Sunday, September 13, 2015

Starting something

In our joined up world of communications, it's easy to feel swamped and powerless. But, no matter how much we turn off the news, it doesn't go away. National and international is the stage on which we all live now. And in truth, it's the stage on which we have all, always, lived.

In the past we didn't know it so vividly. The impact of and knowledge of actions propagated more slowly through the world. The here and now was better insulated by time from elsewheres, and from futures.

But.

A simple increase in speed has changed the nature of communication. If word of mouth is the principal mode of communication, then some context naturally adheres. You knew something of the actors, of the places, of the meanings - and as the message travelled further and the context dropped away, so did the message's power. Now our messages can be picked up and whirled away on a tide of social media. They can end up far from their context without losing their freshness and the power that comes with it. They can have real effects in places, and ways, that were never intended.

An apparently powerful person or act rides on a tide of other acts, attitudes, and people. Other acts, unsupported by such a tide, seem futile. Yet the apparently futile act may start start something instead of being lost in the noise. The apparently powerful one may be nothing more than a random piece of flotsam: prominent but passive.

We cannot comfort ourselves that it doesn't matter what we do. It might not, but then again, it really might. And it really might not be what we meant to do. The world has become precarious; how can we dare to act at all, in this unwieldy, enormous, joined up world?

We cannot get out of it. Disengagement from politics, from communication is also an act. Even disengagement from life by suicide is an act, and one not available for any fine-tuning afterwards.

One thing I am certain of is that we cannot tell in advance what acts will make a difference, and what the difference is they will make. Contexts and perspectives on any single issue expand in all directions and we cannot appreciate them all, even in hindsight.
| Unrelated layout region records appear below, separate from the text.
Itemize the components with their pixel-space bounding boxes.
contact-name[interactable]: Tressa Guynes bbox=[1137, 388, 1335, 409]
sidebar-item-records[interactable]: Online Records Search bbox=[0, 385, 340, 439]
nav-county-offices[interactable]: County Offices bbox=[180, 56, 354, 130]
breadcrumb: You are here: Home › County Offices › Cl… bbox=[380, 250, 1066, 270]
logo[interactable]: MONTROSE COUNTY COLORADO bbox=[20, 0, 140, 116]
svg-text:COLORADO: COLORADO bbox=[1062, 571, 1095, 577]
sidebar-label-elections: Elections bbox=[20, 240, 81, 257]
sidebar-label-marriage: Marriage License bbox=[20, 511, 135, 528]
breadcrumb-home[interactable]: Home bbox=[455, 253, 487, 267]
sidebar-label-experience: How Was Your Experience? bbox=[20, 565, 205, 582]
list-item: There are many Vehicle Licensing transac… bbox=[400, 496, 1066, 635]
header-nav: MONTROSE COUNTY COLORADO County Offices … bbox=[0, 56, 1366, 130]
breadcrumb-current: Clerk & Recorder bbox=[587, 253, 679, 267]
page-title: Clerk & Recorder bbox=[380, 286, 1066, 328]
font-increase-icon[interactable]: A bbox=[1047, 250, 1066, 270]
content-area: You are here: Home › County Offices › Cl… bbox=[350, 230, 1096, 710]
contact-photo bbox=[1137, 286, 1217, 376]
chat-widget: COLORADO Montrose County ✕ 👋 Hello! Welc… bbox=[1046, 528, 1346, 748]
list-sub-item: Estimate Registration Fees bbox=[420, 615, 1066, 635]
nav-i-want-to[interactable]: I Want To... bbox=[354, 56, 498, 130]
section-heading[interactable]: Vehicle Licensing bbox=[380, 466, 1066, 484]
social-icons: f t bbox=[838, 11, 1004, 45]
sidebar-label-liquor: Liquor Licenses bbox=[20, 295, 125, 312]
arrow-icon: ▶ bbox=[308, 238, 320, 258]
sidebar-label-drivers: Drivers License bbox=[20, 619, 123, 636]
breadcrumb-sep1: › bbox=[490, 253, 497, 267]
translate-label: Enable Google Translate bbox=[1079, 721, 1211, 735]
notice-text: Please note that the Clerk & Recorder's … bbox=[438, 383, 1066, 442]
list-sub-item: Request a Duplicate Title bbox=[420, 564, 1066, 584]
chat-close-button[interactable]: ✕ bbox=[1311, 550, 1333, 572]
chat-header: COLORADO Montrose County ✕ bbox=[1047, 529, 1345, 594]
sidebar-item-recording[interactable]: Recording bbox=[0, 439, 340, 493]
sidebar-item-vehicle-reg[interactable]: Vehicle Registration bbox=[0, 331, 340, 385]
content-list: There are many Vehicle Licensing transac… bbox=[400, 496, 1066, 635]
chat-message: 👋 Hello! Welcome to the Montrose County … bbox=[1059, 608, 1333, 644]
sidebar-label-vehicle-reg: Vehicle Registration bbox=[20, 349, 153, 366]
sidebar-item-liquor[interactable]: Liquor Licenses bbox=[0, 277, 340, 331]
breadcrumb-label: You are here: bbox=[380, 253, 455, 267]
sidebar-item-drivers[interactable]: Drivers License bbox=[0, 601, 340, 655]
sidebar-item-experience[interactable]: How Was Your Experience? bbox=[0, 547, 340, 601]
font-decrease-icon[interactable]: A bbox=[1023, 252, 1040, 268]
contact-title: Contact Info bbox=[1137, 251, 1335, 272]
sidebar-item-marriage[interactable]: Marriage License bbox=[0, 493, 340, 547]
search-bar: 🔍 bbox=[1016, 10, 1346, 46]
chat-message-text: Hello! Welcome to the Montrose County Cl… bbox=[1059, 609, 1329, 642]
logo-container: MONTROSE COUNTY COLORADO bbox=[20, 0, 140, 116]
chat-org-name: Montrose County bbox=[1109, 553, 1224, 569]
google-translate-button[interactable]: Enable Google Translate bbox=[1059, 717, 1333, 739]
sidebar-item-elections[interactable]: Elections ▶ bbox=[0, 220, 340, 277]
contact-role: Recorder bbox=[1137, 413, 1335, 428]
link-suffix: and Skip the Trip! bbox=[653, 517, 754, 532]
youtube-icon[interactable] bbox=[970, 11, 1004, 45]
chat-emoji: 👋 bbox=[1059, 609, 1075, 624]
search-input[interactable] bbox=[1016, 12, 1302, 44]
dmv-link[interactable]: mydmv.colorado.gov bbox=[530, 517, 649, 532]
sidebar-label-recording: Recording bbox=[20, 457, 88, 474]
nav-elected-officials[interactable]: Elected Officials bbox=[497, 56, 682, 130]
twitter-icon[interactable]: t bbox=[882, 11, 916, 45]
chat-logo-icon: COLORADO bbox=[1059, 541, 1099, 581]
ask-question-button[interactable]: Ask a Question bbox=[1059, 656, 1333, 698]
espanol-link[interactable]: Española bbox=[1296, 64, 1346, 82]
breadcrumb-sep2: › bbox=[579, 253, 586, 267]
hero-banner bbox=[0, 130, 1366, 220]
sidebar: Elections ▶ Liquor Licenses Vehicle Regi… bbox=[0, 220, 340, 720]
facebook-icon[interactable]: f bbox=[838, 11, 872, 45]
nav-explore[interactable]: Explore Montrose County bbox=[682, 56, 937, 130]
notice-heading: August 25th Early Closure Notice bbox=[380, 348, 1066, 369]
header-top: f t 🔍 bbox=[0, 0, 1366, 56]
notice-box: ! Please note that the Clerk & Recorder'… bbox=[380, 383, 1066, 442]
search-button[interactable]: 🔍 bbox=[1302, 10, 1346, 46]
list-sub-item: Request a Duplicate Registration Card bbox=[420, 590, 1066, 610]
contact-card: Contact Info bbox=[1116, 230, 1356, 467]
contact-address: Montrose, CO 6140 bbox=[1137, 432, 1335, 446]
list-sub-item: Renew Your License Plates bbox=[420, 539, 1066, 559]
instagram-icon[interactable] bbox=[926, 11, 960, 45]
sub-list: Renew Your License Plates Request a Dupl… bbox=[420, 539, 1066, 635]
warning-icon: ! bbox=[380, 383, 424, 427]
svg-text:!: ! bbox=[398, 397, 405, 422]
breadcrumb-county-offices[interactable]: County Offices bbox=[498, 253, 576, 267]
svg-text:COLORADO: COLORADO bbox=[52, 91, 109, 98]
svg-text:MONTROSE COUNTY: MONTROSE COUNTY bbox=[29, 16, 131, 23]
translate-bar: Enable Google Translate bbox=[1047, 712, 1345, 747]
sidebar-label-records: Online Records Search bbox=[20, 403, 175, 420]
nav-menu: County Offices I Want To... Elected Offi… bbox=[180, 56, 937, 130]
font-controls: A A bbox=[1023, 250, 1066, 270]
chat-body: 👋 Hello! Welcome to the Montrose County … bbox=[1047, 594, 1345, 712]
We're left with guesswork - about both the likely effects and the likely effectiveness of our actions. But guesswork is what people are good at. We struggle when we have too much clarity, we get bored, we get miserable. We are much better when we don't quite know: then we get curious, we try things out, learn from experience, imagine possibilities and use a blend of thought and intuition to decide what to try next.

Every day, make your best guess about what to do. And then do it. You may be part of a tide, or lost in the noise, that's not the point. The point is to make your response, to your context. Whatever it is: participate in the world. There's actually nothing else you can do.